The combination of steep cutbacks and steep tax hikes is expected to have a broader impact. The Congressional Budget Office predicts the country could lose up to 3.4 million jobs.
Jobless benefits for the long-term unemployed are set to expire next year. The maximum 73 weeks in state and federal benefits will fall to 26 weeks, which could affect 2 million jobless Americans.
IRS filing frustration
Because of the confusion over the alternative minimum tax, millions of taxpayers may have to wait until mid-March to file their 2012 returns. The IRS, which had assumed Congress would simply avert that provision, notified Congress last week that up to 100 million taxpayers will have to wait to file if nothing is done - the IRS needs time to overhaul its computers.
Stock market jitters
Uncertainty and fear are rarely good for Wall Street.
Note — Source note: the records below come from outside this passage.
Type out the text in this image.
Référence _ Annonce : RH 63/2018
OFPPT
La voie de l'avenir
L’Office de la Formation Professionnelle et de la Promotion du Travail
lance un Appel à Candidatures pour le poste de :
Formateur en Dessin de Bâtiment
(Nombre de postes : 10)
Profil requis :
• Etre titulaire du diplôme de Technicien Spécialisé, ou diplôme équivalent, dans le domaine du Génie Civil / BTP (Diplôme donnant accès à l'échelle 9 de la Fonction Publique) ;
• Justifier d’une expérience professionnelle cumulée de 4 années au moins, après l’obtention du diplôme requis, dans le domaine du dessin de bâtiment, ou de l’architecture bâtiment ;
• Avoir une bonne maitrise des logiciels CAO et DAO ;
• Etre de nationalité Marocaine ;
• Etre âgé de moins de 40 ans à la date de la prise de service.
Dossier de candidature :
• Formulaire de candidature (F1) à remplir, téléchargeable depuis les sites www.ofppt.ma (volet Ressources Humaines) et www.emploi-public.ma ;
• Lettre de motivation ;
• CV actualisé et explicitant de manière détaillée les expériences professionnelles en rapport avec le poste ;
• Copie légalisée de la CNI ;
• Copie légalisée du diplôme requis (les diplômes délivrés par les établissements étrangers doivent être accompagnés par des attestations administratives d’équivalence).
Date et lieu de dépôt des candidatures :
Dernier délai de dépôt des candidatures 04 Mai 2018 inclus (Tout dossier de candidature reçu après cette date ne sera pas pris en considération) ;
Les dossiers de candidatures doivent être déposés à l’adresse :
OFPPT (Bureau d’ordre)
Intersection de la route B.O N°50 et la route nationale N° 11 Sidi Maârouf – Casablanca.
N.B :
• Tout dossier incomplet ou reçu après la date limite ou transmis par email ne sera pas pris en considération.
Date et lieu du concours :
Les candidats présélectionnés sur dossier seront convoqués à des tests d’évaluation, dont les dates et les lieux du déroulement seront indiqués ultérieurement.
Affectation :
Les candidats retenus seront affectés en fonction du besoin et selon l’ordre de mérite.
After House Speaker John Boehner's "Plan B" tax bill was abruptly pulled from the floor last week, the big stock indexes fell roughly 1 percent on Friday.
Traders will be watching carefully over the next several days to see whether lawmakers can reach an agreement. Failure to do so could shake the markets.
Health care hit
Absent an agreement, Medicare rates paid to physicians will fall nearly 30 percent Jan. 1.
Beyond that, a slate of ObamaCare-tied taxes are set to go into effect no matter what. This includes a 3.8 percent surtax in investment income for top earners, and a .9 percent Medicare payroll tax hike on households making over $250,000.
And, while lawmakers in both parties are now lobbying against it, a 2.3 percent tax on medical devices is on the books for January. The industry, though, has raised numerous red flags about this fee, because it is imposed on gross sales -- meaning the actual impact on profits is far higher than 2.3 percent.
The Associated Press contributed to this report.